US stocks opened higher on Friday as China rolled out a stimulus plan to shore up its flagging economy and weak jobs data cemented expectations of an interest rate cut by the Federal Reserve later this month.
The Dow Jones Industrial Average rose 62.10 points, or 0.23%, at the open to 26,790.25. The S&P 500 opened higher by 4.33 points, or 0.15%, at 2,980.33. The Nasdaq Composite gained 8.75 points, or 0.11%, to 8,125.58 at the opening bell.
Europe’s main Stock markets were mixed on Friday as US jobs data pointed to a possible soft patch for the world’s top economy, dealers said.
Eagerly-awaited non-farm payrolls (NFP) numbers missed analysts’ forecasts but “fit into the current market narrative” that the US Federal Reserve will cut interest rates this month, Markets.com analyst Neil Wilson said.
Interest rate cuts normally boost share prices.

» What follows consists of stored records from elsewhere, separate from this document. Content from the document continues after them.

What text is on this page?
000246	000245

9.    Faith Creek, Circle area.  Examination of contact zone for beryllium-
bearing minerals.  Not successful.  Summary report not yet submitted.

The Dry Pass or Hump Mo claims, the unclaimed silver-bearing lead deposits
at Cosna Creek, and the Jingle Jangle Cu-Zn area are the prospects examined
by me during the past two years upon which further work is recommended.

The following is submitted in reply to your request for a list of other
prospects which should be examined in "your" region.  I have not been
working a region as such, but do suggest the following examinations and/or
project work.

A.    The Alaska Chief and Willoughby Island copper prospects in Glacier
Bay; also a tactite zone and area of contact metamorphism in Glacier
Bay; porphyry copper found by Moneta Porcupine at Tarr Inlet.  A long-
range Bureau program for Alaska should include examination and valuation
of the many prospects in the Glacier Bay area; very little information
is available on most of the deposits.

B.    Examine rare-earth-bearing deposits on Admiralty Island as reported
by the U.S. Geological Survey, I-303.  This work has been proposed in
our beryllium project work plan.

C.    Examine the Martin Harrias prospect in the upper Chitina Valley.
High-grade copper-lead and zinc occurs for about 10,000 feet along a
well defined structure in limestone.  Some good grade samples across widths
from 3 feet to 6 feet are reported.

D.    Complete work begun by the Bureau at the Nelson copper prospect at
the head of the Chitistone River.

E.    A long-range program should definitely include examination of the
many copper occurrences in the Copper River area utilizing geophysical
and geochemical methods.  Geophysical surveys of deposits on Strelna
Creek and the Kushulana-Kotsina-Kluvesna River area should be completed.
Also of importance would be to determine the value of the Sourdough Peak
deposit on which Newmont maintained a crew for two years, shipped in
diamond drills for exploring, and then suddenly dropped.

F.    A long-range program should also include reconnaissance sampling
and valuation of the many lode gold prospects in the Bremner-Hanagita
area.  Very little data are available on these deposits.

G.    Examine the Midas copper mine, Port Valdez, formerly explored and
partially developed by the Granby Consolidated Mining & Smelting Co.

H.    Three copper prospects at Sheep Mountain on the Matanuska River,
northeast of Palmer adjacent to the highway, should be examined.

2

Asian indices had risen earlier in the day on news that the United States and China are to resume high-level trade talks in October.
On foreign exchanges the pound held above $1.23 on the brighter prospect that Britain could avoid crashing out of the European Union with no deal next month.
The NFP numbers suggest US economic activity is slowing down, reinforcing expectations of more and/or bigger interest rate cuts by the US Federal Reserve this year.
The data also showed a slight gain in wages “that indicates inflationary pressures may start to creep up on the Fed,” Wilson noted.
“This is perhaps the largest area for concern for equity markets within this report, albeit still nothing to induce panic,” he said.
Meanwhile, after a tumultuous August, dealers got a shot in the arm this week from news that Beijing and Washington are to resume trade talks next month.
China’s commerce ministry said Vice Premier Liu He, Beijing’s point man on trade, agreed to October talks in a call with US Trade Representative Robert Lighthizer and Treasury Secretary Steven Mnuchin on Thursday.
This week also saw China flag plans for fresh economy-boosting measures.
“In recent months, there has been a lot of tough talk from both sides, but the prospect of the two sides sitting down, and holding trade talks has lifted sentiment,” said David Madden, market analyst at CMC Markets UK.